In Charlie’s eyes, Mr. Peacock is trying and failing to replace Mr. Feehan. He takes Mr. Feehan’s seat and tries to endear himself to Mrs. Feehan by giving her a gift, but he lacks Mr. Feehan’s charm and his love for Mrs. Feehan and Charlie. Rather than filling an empty paternal role for Charlie, Mr. Peacock’s awkwardness only makes Charlie feel Mr. Feehan’s absence more.

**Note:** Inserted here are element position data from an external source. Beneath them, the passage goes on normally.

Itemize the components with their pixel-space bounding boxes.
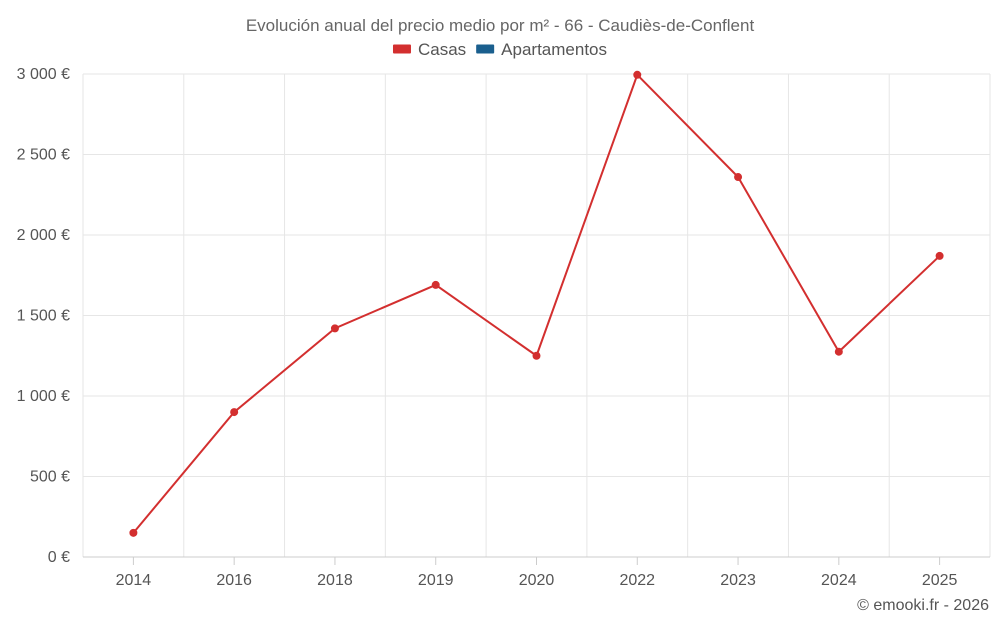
y-tick-label: 2 000 € xyxy=(17,227,70,244)
y-tick-label: 2 500 € xyxy=(17,147,70,164)
legend-label: Casas xyxy=(418,40,466,59)
legend-label: Apartamentos xyxy=(501,40,607,59)
data-point[interactable] xyxy=(330,324,339,333)
x-tick-label: 2024 xyxy=(821,572,857,589)
y-tick-label: 0 € xyxy=(48,549,70,566)
data-point[interactable] xyxy=(834,347,843,356)
data-point[interactable] xyxy=(532,351,541,360)
legend: Casas Apartamentos xyxy=(392,40,607,59)
y-tick-label: 1 000 € xyxy=(17,388,70,405)
series-group xyxy=(129,70,944,537)
data-point[interactable] xyxy=(431,280,440,289)
x-tick-label: 2023 xyxy=(720,572,756,589)
credit-text: © emooki.fr - 2026 xyxy=(857,597,989,614)
x-tick-label: 2022 xyxy=(619,572,655,589)
y-tick-label: 3 000 € xyxy=(17,66,70,83)
x-axis: 2014 2016 2018 2019 2020 2022 2023 2024 2025 xyxy=(83,556,990,589)
x-tick-label: 2018 xyxy=(317,572,353,589)
data-point[interactable] xyxy=(734,173,743,182)
x-tick-label: 2025 xyxy=(922,572,958,589)
x-tick-label: 2016 xyxy=(216,572,252,589)
chart-title: Evolución anual del precio medio por m² … xyxy=(246,16,755,35)
legend-item-casas[interactable]: Casas xyxy=(392,40,466,59)
x-tick-label: 2019 xyxy=(418,572,454,589)
legend-swatch xyxy=(476,44,495,54)
y-tick-label: 1 500 € xyxy=(17,308,70,325)
x-tick-label: 2020 xyxy=(519,572,555,589)
series-line-casas xyxy=(132,72,941,534)
data-point[interactable] xyxy=(129,528,138,537)
data-point[interactable] xyxy=(230,408,239,417)
legend-item-apartamentos[interactable]: Apartamentos xyxy=(476,40,607,59)
y-tick-label: 500 € xyxy=(30,469,70,486)
y-axis: 0 € 500 € 1 000 € 1 500 € 2 000 € 2 500 € 3 00… xyxy=(17,66,70,566)
grid xyxy=(82,73,991,558)
data-point[interactable] xyxy=(935,251,944,260)
data-point[interactable] xyxy=(633,70,642,79)
legend-swatch xyxy=(392,44,411,54)
x-tick-label: 2014 xyxy=(116,572,152,589)
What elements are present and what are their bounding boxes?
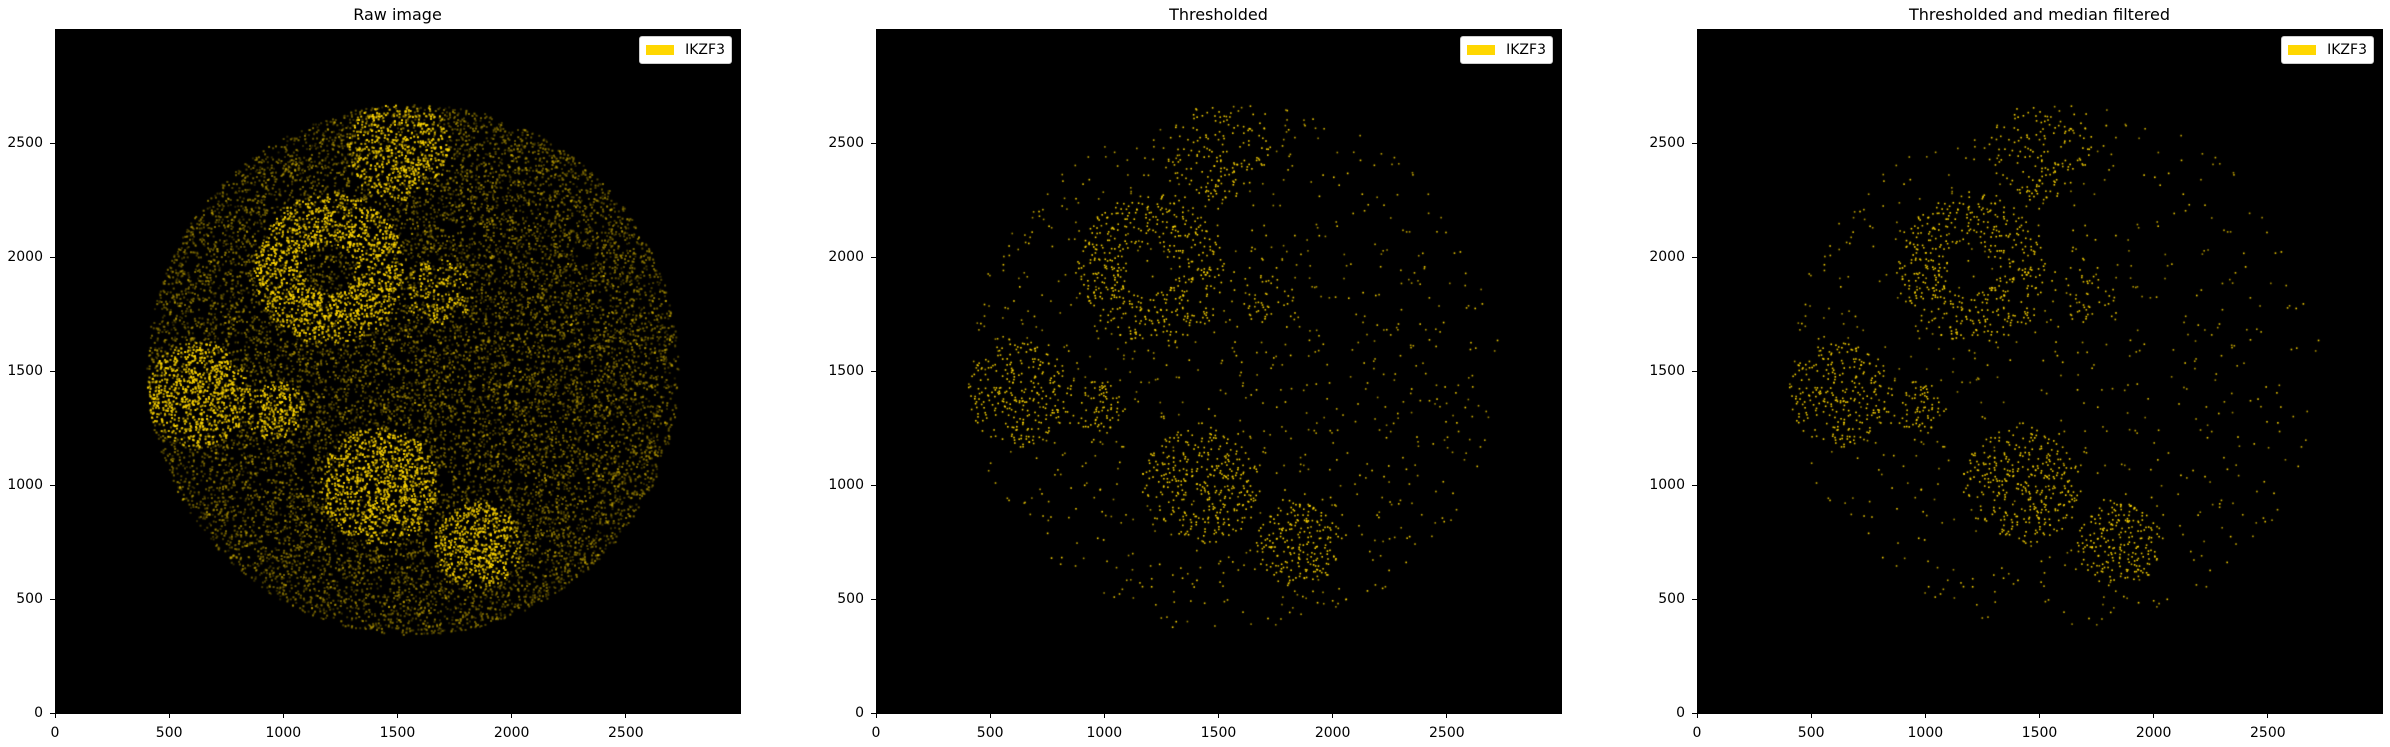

Nostrils knocks on the door, interrupting the awkward visit. Charlie welcomes him and introduces him to the adults, and then the two boys go to the kitchen for a cup of tea. Nostrils sees Harriet and points out that the duck is male. After tea, they leave to play football. For the first time, Charlie shares his feelings about his father’s death with someone besides Mrs. Feehan. He can still not bring himself to use the word “dead,” which seems too final. He appreciates that Nostrils doesn’t push the matter––he just listens.
The friendship between Nostrils and Charlie develops as Nostrils sees Charlie’s home life and Charlie allows himself to be vulnerable. The support of his friend allows Charlie to move forward in his grieving process, but he still struggles to accept that his father is truly gone.
Charlie and Nostrils play football in the park, pretending to be famous athletes. Nostrils is a far better player than Charlie, but Charlie still enjoys himself. Nostrils kicks the ball a far distance, and when Charlie chases it, he finds Jimmy Barlow and his friends. Barlow steals Charlie’s football. He shouts at his friends to grab Charlie, but Charlie is prepared and runs away. He shouts at Nostrils to run, but instead of using his head start, Nostrils waits for Charlie, and they run off together. When they finally get away, Nostrils remarks that they will probably see Barlow again.
Play with his friend briefly allows Charlie to be a child again. He also learns more about Nostrils, discovering that while Charlie may be a faster runner, Nostrils is a superior athlete. Neither boy resents the other’s skill, however, and they have fun together. Nostrils proves his dedication to their friendship when he waits for Charlie to start running from Barlow.